HERRIGES: So that's a bit gut-wrenching because I like my doula and wouldn't have gotten one if I didn't think it would be very helpful.
PFEIFFER: Then Herriges got an even more startling update.
HERRIGES: That I should be prepared to not be permitted to have any support person at all, so no husband, which has really kind of rocked my world.
PFEIFFER: So Herriges is now considering being induced early, but her doctor says it's safer to wait. That's left her with a dilemma. Go to a different hospital with an unfamiliar doctor?
HERRIGES: Or do we suck it up and stick with the same practitioner I've been with for years but then maybe not have my husband? That's one we're still kind of trying to figure out. And we're running out of time (laughter).

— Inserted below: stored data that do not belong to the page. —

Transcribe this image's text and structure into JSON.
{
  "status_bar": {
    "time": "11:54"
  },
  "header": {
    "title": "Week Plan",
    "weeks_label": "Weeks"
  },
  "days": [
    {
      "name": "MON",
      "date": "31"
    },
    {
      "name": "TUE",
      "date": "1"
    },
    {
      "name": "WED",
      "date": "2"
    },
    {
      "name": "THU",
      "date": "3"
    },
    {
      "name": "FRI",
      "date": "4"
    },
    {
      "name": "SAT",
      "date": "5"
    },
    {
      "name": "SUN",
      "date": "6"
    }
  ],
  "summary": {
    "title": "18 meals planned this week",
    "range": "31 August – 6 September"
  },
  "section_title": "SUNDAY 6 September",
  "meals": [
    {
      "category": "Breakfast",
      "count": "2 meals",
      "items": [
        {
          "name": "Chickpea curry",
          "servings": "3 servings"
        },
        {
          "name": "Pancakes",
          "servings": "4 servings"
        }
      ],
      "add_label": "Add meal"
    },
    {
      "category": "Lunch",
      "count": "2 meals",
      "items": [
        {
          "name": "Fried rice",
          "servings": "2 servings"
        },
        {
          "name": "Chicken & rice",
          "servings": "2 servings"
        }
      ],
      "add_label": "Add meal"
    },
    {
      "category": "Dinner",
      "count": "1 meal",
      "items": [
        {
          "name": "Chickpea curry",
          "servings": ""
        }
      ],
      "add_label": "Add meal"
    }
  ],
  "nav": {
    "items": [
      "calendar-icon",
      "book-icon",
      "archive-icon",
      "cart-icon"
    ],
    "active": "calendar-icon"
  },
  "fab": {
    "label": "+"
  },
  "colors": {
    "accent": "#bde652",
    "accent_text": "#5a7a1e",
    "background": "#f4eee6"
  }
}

PFEIFFER: Many pregnant women are having similar debates and wondering how else the disease could affect their babies. Limited research suggests COVID-19 cannot be transmitted during childbirth or breastfeeding. There also doesn't seem to be evidence you're more likely to get the virus if you're pregnant. Still, the preliminary studies are sometimes conflicting. And pregnant women are considered an at-risk population for COVID-19 because they're generally at higher risk for respiratory infections, so numerous hospitals nationwide told NPR they're minimizing childbirth visitors and doing more prenatal visits by phone, as recommended by the American College of Obstetricians and Gynecologists. The organization is not advising early deliveries solely due to the coronavirus, but in Minnesota, the M Fairview Health system is offering that option to some women at least 39 weeks pregnant.
LAURA FRANCE: To try to have women come in and be delivered and go home again before we really started to see a surge of COVID-positive women in our maternity units.
PFEIFFER: Dr. Laura France is an OB-GYN at Fairview. She said some worried pregnant women are debating whether to give birth at home or in a birthing center. But she considers hospitals safer, even if visitors will be limited.
FRANCE: This is really a time to let technology be your friend. One of the patients up on the maternity unit today is Skyping with her doula. And that's been a big push with a lot of the doulas.
SARAH LASKOW: (Laughter) Here she is. She's asleep. Oh, no. She's not asleep. Oh (laughter), she spit up a little bit.
PFEIFFER: Sarah Laskow is checking on her newborn at home in Brooklyn. Seven-pound, 7-ounce Miriam Louise was born March 22 at NYU Langone in Manhattan.
LASKOW: While I was having contractions, we were seeing all these emails of other frantic parents-to-be, who, all of a sudden, had to deal with the fact that they probably were going to have to deliver the baby alone.
PFEIFFER: That's because some New York hospitals told pregnant women they couldn't have any support person during childbirth. Laskow's husband was with her, and the state has since prohibited that policy. As they now shelter in place in Brooklyn, Laskow and her husband feel lucky.
LASKOW: We're, like, kind of convinced that she's maybe a little bit psychic 'cause she came right on time.
PFEIFFER: Actually, their baby wasn't on time. She was born two weeks early.
LASKOW: Well, she came right on time for the circumstances that she was born into.